Prozess

Zwei Spielhallen überfallen: Sieben Jahre Gefängnis

Der Duisburger Angeklagte musste sich am Landgericht Essen verantworten.

Der Duisburger Angeklagte musste sich am Landgericht Essen verantworten.

Foto: Kerstin Kokoska / FUNKE Foto Services

Essen  Geld brauchte der Duisburger und überfiel in Bottrop und in seiner Heimatstadt Spielhallen. Jetzt muss er sieben Jahre ins Gefängnis.

Nach dem Urteil schimpfen die beiden männlichen Verwandten des Angeklagten, der in Bottrop und Duisburg Spielhallen überfallen hatte. Auf sieben Jahre Haft erkannte die XXV. Essener am Dienstag für den 28 Jahre alten Duisburger Ergin B.. „Spielhalle“,ruft einer von ihnen verächtlich, als sei es kein besonders schwerer Raub, bewaffnet einen solchen Laden zu überfallen.

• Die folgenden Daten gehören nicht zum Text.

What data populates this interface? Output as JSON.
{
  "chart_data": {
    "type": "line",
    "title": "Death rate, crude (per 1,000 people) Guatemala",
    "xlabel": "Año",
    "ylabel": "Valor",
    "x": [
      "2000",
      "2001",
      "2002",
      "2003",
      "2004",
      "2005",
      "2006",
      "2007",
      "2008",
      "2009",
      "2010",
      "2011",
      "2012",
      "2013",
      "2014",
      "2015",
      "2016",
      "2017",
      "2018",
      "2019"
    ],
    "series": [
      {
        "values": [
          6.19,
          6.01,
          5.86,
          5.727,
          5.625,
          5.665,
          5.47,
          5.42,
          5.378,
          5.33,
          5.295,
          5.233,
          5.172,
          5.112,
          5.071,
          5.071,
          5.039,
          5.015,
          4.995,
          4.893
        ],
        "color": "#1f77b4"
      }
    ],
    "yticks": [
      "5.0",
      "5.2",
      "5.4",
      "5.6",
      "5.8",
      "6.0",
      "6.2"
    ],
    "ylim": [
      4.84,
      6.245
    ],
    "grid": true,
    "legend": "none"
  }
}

Die beiden Überfälle am 20. und 21. Oktober vergangenen Jahres hatte Ergin B. gestanden, sich auch bei den Opfern entschuldigt. Mit einem Komplizen war er in seinem alten Daimler zunächst gegen Mitternacht zur Prosperstraße in Bottrop gefahren.

Mit Schraubenzieher Aufsicht bedroht

Vermummt waren sie, bedrohten die weibliche Aufsicht mit einem Golfschläger und einem Schraubenzieher. Drastisch verliehen sie ihrer Forderung Nachdruck: „Geld her. Sonst erschlagen wir Sie.“ Rund 1200 Euro erbeuteten die beiden. Allerdings vergaß Ergin B. am Tatort den Schraubenzieher.

24 Stunden später kreuzten sie vor einer Spielhalle in der Duisburger Grabenstraße auf. Wieder vermummt, wieder bewaffnet. Diesmal erbeuteten sie allerdings nur 700 Euro. Einige Zeit später nahm die Polizei sie bei einer Verkehrskontrolle in Düsseldorf fest. Sie waren bereits zur Fahndung ausgeschrieben.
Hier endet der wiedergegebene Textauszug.